Watch: Blue Jays' pop fly disappears, never comes back down
Here’s something you don’t see every day.
In Monday’s Blue Jays-Astros game at Minute Maid Park in Houston, Toronto’s Curtis Granderson hit a high pop up in foul territory behind home plate that never came down.
It either defied the laws of gravity or got stuck in the rafters of Minute Maid’s retractable roof.
The latter is probably the safe bet.
It happened in the top of the first with Astros starter Justin Verlander pitching to leadoff batter Granderson. Granderson popped one up behind the plate and Astros catcher Max Stassi threw off his mask and drifted back to catch it.
Stassi saw it going up, got under, but then waited … and waited … and waited … for it to come back down. It never did.
“Where did it go?” said one of the Blue Jays announcers. “I didn’t see it come down. It didn’t go into the stands — the fans are looking for the ball.”
It obviously got stuck in the rafters, which is not quite as amazing as a ball vanishing into thin air. Still, it’s pretty incredible that it got lodged somewhere up there in the beams.
“That is very strange … I don’t know that I’ve ever seen that when one didn’t come down,” the announcer said.
Verlander and Granderson had a laugh about it. Verlander jokingly covered his head with this glove to protect himself if it should fall.
”I still have no idea what happened on that,” Granderson said, reported Fox Sports. ”I’ve never hit a ball that high before.”
Hopefully the grounds crew will find it before it randomly becomes dislodged one day and falls back to earth.

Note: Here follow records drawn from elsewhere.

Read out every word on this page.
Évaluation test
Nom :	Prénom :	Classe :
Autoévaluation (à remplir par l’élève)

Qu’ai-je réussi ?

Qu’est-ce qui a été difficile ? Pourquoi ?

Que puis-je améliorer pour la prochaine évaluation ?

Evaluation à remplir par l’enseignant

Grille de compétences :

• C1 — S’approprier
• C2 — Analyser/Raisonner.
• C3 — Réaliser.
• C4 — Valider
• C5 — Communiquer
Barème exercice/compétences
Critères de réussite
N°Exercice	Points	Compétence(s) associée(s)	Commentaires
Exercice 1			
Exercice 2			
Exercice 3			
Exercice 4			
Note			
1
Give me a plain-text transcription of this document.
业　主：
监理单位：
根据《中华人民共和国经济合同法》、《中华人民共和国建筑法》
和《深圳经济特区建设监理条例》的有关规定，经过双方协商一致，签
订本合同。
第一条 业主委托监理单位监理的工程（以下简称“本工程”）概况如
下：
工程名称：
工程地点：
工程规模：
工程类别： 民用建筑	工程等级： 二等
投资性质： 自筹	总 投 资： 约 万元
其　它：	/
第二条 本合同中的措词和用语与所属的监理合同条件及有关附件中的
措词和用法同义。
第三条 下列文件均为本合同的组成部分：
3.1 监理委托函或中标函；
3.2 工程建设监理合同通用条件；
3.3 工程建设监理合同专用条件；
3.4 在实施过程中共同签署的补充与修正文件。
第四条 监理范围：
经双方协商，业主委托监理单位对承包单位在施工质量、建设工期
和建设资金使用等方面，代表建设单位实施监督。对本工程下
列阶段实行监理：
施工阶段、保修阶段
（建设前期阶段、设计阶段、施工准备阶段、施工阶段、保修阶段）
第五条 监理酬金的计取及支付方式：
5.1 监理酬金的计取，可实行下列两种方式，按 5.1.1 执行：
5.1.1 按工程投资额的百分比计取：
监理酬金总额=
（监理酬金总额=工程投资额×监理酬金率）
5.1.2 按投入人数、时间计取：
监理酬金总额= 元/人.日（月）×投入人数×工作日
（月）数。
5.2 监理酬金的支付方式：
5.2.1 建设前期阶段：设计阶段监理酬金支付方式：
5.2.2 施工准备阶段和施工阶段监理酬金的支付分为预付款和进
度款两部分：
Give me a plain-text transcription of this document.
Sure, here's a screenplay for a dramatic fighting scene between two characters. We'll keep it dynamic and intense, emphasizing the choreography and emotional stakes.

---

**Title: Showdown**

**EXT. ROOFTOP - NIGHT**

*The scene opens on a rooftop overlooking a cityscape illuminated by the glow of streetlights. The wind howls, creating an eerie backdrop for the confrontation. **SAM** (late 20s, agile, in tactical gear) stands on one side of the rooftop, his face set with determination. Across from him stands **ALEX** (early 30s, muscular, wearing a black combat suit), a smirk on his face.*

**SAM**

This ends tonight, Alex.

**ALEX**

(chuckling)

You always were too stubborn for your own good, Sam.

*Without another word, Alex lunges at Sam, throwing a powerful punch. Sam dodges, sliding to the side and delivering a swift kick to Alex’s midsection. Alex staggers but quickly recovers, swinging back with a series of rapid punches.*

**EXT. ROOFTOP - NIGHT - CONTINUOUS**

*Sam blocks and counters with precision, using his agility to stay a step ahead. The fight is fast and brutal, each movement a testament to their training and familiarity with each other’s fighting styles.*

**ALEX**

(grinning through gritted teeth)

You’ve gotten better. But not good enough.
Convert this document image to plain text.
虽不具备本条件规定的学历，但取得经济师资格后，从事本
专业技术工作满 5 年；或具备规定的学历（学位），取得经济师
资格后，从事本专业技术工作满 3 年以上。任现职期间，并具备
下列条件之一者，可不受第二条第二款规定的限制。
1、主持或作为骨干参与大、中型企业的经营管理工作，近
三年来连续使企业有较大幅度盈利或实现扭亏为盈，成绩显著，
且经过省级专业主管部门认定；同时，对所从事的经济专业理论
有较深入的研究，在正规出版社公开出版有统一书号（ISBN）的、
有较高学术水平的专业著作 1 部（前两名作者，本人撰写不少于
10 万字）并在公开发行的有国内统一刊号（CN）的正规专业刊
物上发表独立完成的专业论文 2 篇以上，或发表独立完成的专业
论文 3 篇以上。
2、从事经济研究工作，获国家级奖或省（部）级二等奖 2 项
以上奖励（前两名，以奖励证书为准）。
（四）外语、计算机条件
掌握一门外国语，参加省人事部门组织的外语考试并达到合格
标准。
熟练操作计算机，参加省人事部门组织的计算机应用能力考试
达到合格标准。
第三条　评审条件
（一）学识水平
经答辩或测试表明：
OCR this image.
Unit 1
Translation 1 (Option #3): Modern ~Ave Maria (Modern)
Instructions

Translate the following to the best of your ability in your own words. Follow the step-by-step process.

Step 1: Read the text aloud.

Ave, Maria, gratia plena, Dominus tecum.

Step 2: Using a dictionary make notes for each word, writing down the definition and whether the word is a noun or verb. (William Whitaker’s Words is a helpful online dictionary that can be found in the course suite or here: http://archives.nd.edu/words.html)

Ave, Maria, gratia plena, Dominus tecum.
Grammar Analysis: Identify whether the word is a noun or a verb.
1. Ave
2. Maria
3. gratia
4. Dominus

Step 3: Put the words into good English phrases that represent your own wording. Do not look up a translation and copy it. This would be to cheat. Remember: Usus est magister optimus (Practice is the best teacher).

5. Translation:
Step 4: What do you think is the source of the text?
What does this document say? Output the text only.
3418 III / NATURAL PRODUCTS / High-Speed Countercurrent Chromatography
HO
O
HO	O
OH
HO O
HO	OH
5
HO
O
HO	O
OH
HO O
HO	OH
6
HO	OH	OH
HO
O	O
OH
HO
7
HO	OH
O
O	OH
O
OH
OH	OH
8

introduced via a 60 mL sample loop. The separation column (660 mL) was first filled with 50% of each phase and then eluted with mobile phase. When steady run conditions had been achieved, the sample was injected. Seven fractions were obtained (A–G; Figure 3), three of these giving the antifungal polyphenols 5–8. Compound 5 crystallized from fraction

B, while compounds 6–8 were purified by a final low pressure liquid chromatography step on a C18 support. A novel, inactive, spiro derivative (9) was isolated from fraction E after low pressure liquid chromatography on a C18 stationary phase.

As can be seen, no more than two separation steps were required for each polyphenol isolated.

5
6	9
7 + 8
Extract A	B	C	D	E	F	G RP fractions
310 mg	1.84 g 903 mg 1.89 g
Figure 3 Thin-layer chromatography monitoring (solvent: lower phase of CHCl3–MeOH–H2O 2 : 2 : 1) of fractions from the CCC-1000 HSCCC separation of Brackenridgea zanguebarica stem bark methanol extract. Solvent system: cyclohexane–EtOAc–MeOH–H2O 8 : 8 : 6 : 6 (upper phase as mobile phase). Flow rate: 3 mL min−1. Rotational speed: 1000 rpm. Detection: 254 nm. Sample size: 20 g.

That was not the only ball that Granderson made disappear, metaphorically speaking. He made two balls disappear into the outfield seats, crushing two home runs off his former Tigers teammate to lead the Blue Jays to a 6-3 win.
But the play of the game belonged to Randal Grichuk, who made a game-saving catch in the bottom of the ninth.
Shut it down. Ladies and gents, we have your catch of the year. #WOW https://t.co/Fwvfr0rvMi
— Toronto Blue Jays (@BlueJays) June 26, 2018
Grichuk moved over from center field to right field in the bottom of the ninth and proceeded to rob George Springer of a game-tying three-run homer with a spectacular leaping catch over the wall in right field.